Wednesday, May 29, 2013

Hats off to Dr. Johnson - English Oatmeal Bread

Long before I became a baker, I studied English Literature. In fact, I even have a Bachelor's degree in the subject. I have never worked in the field, I admit. But to this day I am an avid reader of just about anything I can get my hands on, including great literature. I especially like Dickens and the Shakespearean period. Which brings me to Dr. Johnson, who was mostly a contemporary although he continued after Shakespeare as well. Among his many literary works, Dr. Johnson is known for his dictionary. He was a humorist and quite a snob, and so his definition of 'oats' reads something like this (not an exact quote): "Oats: a grain which in England is fed to cattle but in Scotland feeds the population". Needless to say, in Nova Scotia and in Old Scotland, he is not well liked especially since oats are not only tasty but also nutritious. They are also mostly gluten-free. However, if you use then for gluten-free baking, make sure they are certified. There is always the danger of cross-contamination with wheat and wheat products.
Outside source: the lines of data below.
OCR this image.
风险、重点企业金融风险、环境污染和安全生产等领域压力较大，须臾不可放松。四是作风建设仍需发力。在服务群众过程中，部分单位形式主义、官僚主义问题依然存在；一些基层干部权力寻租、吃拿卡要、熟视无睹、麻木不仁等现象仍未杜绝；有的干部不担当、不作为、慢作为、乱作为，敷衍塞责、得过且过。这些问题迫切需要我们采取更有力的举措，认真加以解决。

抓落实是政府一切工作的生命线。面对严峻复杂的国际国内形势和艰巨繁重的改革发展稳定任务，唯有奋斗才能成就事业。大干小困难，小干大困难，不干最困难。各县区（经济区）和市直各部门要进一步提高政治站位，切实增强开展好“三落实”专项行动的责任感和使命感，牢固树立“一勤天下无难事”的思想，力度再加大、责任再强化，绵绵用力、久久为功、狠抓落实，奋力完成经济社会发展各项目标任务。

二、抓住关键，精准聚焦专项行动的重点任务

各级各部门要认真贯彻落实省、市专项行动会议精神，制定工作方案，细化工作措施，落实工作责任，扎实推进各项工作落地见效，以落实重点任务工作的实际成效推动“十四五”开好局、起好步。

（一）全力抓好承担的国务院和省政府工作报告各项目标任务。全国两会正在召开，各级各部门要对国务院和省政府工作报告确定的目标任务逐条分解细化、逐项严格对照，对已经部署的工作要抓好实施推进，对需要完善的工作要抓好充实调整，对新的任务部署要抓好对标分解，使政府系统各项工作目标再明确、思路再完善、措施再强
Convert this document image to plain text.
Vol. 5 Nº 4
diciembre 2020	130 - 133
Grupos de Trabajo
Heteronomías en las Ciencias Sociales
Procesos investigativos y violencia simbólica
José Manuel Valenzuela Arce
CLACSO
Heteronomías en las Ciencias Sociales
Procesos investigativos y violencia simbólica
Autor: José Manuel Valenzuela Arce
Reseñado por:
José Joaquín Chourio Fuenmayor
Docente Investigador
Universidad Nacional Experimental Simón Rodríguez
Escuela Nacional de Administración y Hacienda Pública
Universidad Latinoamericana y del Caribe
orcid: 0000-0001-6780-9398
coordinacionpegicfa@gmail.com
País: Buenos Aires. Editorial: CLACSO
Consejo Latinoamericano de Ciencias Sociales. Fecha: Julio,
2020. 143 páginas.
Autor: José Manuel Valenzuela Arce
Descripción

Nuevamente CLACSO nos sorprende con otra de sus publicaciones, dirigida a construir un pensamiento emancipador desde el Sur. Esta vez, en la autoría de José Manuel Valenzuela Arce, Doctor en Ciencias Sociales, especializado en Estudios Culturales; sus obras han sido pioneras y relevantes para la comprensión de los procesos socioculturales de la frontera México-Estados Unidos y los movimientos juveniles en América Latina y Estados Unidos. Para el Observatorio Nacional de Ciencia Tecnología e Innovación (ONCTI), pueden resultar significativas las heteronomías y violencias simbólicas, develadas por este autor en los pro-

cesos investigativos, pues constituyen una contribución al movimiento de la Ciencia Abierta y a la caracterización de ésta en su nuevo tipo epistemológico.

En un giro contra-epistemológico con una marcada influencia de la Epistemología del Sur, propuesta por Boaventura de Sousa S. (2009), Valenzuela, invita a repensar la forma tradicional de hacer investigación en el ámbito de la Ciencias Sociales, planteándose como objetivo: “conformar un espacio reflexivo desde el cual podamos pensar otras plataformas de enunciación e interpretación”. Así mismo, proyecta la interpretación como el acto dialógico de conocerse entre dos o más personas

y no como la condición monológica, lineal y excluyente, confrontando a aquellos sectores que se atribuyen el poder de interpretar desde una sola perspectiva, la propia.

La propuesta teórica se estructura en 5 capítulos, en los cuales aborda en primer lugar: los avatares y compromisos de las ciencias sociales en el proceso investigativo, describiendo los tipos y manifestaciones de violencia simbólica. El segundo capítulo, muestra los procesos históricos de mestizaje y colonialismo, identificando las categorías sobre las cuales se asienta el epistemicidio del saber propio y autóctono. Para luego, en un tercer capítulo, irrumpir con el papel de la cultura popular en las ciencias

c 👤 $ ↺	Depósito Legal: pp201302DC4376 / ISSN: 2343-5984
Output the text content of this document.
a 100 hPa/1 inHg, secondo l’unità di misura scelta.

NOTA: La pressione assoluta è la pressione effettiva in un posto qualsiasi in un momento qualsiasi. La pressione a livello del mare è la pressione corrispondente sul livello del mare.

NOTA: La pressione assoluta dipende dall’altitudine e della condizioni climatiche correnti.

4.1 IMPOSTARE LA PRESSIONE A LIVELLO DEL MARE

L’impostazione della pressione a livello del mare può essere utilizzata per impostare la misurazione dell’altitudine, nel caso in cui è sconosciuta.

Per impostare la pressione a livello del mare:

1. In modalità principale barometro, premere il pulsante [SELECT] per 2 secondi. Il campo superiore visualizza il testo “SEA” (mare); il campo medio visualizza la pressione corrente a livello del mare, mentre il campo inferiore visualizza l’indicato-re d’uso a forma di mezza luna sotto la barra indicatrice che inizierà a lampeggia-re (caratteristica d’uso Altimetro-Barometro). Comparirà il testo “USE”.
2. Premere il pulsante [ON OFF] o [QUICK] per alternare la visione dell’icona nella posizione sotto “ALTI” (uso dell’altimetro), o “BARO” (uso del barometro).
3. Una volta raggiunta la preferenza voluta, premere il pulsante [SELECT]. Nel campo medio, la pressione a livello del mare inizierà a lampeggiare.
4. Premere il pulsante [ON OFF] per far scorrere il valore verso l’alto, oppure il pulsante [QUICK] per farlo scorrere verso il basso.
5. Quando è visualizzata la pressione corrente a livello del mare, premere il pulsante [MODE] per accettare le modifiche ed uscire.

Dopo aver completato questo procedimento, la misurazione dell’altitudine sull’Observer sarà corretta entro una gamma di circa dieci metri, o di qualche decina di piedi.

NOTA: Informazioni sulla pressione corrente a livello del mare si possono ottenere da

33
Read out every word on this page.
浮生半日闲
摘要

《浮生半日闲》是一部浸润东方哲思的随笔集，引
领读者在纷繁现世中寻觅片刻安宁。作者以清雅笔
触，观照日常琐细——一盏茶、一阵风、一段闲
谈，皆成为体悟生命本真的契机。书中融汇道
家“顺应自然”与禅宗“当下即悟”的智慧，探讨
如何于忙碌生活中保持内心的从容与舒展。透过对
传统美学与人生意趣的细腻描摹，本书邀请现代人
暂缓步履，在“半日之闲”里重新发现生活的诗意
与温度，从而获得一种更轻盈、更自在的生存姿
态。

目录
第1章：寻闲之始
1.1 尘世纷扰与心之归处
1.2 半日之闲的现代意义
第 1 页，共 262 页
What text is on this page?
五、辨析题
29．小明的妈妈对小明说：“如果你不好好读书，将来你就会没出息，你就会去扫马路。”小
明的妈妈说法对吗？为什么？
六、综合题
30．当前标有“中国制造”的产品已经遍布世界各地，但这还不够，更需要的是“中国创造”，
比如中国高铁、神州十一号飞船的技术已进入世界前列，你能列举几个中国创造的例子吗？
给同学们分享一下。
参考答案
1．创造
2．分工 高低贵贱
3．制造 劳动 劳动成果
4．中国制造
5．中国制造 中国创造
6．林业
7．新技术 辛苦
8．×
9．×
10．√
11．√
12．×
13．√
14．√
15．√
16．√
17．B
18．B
This bread actually comes from England, despite Dr. Johnson, where it is usually served as a tea bread. Covered with butter and/or honey it is delicious and the oats, which are soaked for 2 hours beforehand, disappear in the moist dough.

Here's What You'll Need: (for 2 small loaves, one large loaf, or about 1 dozen rolls)

2 cups oatmeal, plus 2 Tbs. for dusting
2 cups milk
2 1/4 tsp. dry yeast
2 Tbs. butter, softened
2 tsp. salt
1 cup whole wheat flour
2 cups bread flour or AP flour
1 egg, beaten, mixed with 1 Tbs. water

Here's What You'll Need to Do: (in a food processor)

1. Attach the plastic blade to your processor. Add the oatmeal and the water, cover, then let it sit and absorb the water for 2 hours.

2. Pulse to mix the oatmeal, then add the remaining ingredients, holding back about 1/2 cup flour. Add the remaining flour 1/4 cup at a time until you get a soft sticky dough that 'cleans the bowl'. Continue running the processor for about 45 seconds until the dough is well kneaded.

3. Remove the dough from the bowl, then, on a lightly floured surface knead a few times. Place the dough in a lightly oiled bowl, turn to coat, then cover to let it rise until doubled, about 1 1/2 hours.

4. Remove the dough from the bowl, deflate, then form into a loaf, or into rolls. Cover and allow to rise a second time, this time for 45 minutes.

5. About 20 minutes before the end of the rise, preheat the oven to 400 F (190 C)*. Optionally, you can brush the loaf (rolls) with the egg wash and sprinkle with oats. Bake for 30-35 minutes (about 20 for rolls) until golden brown and they sound hollow when tapped on the bottom.

6. Cool on a rack.

* If using 'turbo' function, reduce heat by 50 F (25 C).


  1. Wonderful. Seems very light and fluffy.
    It goes to Pinterest.

  2. This comment has been removed by the author.

    1. Sorry I didn't see this in time. Eiither water or milk will work just fine. The milk will make a richer and softer bread that will keep moist a little longer. Otherwise, no real difference.